After this configuration, you can see log messages from your OpenVPN server under /var/log/openvpn.log. When you have started it for the first time, it should finish it with:

... Initialization Sequence Completed

If you do not get this message, check the log carefully. Usually OpenVPN gives you some hints what is wrong in your configuration file.

Configuring the Clients

The configuration file is mostly a summary from /usr/share/doc/packages/openvpn/sample-config-files/client.conf without the comments and with some small changes to some paths.

Example 15.2. VPN Client Configuration File

# /etc/openvpn/client.conf
client 1
dev tun 2
proto udp 3
remote IP_OR_HOSTNAME 1194 4
resolv-retry infinite
nobind

# Privleges 5
user nobody
group nobody

# Try to preserve some state across restarts.
persist-key
persist-tun

# Security 6
ca   ssl/ca.crt
cert ssl/client.crt
key  ssl/client.key

comp-lzo 7

1

We have to specify that this machine is a client.

2

The network device.
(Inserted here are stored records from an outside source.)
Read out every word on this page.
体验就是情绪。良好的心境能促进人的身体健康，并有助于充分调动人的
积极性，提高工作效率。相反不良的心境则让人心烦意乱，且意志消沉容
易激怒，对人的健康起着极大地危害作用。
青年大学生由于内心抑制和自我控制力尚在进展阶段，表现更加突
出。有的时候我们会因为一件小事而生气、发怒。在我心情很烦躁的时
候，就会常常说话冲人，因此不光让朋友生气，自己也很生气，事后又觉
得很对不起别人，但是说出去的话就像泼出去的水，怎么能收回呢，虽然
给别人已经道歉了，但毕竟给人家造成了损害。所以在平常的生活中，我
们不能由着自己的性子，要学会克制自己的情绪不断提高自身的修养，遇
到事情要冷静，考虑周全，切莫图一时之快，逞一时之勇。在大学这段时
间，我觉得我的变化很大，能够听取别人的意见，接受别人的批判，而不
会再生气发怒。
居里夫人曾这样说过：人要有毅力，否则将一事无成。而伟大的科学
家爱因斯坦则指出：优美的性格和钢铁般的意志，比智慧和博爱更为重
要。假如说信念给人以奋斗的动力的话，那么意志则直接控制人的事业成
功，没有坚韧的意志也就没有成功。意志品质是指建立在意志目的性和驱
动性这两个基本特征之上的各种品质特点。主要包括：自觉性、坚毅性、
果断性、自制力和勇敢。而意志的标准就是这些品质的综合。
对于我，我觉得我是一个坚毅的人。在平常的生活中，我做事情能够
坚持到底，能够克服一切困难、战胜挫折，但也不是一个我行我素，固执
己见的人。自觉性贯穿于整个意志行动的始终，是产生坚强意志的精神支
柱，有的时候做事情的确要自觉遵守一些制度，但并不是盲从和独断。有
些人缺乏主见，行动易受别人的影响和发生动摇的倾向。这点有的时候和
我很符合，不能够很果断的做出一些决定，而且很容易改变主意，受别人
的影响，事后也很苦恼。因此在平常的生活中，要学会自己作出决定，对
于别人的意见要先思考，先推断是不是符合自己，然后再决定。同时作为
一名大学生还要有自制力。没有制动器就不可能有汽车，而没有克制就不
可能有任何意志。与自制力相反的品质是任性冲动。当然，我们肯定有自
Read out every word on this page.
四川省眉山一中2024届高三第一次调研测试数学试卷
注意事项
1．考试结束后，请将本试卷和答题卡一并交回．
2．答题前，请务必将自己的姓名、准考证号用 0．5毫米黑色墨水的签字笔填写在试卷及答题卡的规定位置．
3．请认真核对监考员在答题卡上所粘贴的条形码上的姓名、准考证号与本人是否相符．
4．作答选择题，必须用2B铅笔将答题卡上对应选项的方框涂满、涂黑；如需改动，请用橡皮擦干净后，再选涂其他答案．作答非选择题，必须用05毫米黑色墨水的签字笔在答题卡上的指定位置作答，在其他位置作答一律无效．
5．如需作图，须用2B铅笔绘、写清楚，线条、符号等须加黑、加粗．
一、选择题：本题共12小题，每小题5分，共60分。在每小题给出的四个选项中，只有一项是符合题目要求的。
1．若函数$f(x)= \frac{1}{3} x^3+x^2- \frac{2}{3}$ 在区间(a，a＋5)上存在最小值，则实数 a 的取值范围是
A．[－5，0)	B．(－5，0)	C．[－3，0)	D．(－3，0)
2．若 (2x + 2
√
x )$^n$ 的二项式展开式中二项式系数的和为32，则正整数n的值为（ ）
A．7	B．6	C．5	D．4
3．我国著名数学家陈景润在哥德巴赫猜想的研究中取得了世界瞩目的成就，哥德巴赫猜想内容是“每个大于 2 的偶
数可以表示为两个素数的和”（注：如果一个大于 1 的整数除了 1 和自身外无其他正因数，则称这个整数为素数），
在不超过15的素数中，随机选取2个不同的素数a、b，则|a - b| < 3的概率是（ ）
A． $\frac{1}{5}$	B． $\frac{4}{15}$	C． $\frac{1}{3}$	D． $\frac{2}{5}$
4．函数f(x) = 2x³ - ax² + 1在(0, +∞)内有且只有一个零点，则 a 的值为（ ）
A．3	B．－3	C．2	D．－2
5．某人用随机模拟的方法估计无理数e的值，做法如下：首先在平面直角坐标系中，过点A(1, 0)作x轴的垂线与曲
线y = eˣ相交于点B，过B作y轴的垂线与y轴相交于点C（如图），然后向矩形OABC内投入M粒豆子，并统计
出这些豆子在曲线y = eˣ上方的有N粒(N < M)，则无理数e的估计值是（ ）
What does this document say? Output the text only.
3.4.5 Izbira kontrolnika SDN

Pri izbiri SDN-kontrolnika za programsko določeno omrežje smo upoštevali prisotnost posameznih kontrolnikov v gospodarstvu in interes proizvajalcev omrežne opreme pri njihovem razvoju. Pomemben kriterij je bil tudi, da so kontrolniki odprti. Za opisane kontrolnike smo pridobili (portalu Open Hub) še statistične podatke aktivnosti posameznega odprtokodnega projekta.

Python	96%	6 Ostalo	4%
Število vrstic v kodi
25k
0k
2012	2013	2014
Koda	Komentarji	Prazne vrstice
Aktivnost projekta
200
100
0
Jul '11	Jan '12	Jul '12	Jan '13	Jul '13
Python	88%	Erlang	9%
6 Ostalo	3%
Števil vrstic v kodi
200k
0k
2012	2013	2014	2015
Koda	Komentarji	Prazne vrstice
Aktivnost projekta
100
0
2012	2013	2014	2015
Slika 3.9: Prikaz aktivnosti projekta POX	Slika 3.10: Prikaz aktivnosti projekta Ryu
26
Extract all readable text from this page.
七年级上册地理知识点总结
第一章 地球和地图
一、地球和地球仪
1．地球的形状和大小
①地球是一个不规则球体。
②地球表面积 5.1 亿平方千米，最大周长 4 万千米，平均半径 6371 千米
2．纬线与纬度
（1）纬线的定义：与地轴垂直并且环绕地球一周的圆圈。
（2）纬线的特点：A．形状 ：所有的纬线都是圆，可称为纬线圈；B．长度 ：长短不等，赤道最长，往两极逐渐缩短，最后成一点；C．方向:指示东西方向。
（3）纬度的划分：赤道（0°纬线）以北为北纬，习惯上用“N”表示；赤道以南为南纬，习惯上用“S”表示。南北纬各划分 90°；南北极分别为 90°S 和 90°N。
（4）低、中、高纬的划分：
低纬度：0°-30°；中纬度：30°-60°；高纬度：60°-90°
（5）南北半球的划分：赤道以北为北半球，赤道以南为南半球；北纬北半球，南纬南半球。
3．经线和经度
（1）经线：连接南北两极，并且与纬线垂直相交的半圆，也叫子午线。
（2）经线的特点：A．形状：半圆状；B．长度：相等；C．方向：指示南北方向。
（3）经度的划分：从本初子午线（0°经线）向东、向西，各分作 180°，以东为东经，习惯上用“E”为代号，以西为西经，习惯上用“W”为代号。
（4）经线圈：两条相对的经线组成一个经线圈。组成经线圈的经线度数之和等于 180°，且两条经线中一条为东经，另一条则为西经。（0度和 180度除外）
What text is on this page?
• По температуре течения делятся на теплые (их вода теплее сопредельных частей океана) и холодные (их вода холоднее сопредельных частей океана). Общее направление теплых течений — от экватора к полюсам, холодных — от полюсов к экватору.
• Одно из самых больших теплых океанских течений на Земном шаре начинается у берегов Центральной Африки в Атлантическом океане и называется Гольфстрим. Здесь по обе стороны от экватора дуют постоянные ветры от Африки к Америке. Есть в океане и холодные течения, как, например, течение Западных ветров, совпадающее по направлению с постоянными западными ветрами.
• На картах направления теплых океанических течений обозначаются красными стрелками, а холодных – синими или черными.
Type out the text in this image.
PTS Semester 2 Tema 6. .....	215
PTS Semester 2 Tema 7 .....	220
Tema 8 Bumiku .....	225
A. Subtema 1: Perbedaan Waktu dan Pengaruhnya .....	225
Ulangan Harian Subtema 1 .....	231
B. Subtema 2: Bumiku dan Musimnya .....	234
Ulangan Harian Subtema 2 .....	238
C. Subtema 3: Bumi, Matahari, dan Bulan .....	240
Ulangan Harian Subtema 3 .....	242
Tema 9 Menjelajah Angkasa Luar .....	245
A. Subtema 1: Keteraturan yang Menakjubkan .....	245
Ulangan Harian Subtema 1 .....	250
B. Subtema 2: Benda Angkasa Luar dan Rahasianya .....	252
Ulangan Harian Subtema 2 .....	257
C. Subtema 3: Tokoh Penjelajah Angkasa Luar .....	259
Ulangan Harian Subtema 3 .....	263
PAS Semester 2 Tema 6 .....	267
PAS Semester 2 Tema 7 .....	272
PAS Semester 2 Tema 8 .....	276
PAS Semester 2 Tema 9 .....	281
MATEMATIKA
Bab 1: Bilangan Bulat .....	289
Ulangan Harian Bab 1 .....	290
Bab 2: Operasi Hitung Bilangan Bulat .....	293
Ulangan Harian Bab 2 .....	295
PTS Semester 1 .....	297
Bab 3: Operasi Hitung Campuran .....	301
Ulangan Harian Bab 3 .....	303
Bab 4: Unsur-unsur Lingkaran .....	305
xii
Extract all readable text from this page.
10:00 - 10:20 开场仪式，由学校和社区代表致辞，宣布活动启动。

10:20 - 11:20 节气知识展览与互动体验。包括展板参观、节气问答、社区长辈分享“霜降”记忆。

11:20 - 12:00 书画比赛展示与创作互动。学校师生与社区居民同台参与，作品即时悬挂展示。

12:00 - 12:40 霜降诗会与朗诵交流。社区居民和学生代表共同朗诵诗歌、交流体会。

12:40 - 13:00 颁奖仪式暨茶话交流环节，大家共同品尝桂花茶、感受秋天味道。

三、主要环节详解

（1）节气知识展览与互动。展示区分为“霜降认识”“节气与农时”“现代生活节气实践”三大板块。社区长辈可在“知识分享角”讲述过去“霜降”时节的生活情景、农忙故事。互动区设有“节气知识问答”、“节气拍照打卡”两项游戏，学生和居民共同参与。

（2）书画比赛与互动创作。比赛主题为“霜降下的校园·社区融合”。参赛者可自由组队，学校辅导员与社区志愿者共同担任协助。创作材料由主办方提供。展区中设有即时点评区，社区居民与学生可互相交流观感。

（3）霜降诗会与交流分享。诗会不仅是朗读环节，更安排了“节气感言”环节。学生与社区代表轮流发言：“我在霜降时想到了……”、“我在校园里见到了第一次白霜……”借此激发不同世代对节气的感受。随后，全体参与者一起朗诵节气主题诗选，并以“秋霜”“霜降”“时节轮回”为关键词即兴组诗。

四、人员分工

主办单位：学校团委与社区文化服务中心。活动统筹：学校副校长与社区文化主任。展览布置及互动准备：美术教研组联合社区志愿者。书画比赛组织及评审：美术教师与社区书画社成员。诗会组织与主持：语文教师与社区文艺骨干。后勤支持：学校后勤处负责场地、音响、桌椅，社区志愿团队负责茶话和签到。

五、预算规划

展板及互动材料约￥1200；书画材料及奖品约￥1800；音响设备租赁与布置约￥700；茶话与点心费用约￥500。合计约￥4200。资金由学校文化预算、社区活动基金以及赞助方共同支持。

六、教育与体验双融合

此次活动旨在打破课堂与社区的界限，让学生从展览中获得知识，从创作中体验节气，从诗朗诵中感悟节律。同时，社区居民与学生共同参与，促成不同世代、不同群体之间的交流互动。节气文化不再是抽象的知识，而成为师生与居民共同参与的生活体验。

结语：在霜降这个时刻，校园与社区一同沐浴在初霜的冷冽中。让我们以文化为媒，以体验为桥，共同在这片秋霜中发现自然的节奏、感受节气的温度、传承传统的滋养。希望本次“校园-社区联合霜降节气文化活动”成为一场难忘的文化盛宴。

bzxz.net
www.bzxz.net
Both clients and server must use the same device.

3

The protocol. Use the same settings as on the server.

4

Replace the placeholder IP_OR_HOSTNAME with the respective hostname or IP address of your VPN server. After the hostname the port of the server is given. You can have multiple lines of remote entries pointing to different VPN servers. This is useful for load balancing between different VPN servers.

5

For security reasons it is a good idea to run the OpenVPN daemon with reduced privileges. For this reason the group and user nobody is used.

6

Contains the client files. For security reasons, it is better to have a separate file pair for each client.

7

Turns compression on. Use it only when the server has this parameter switched on as well.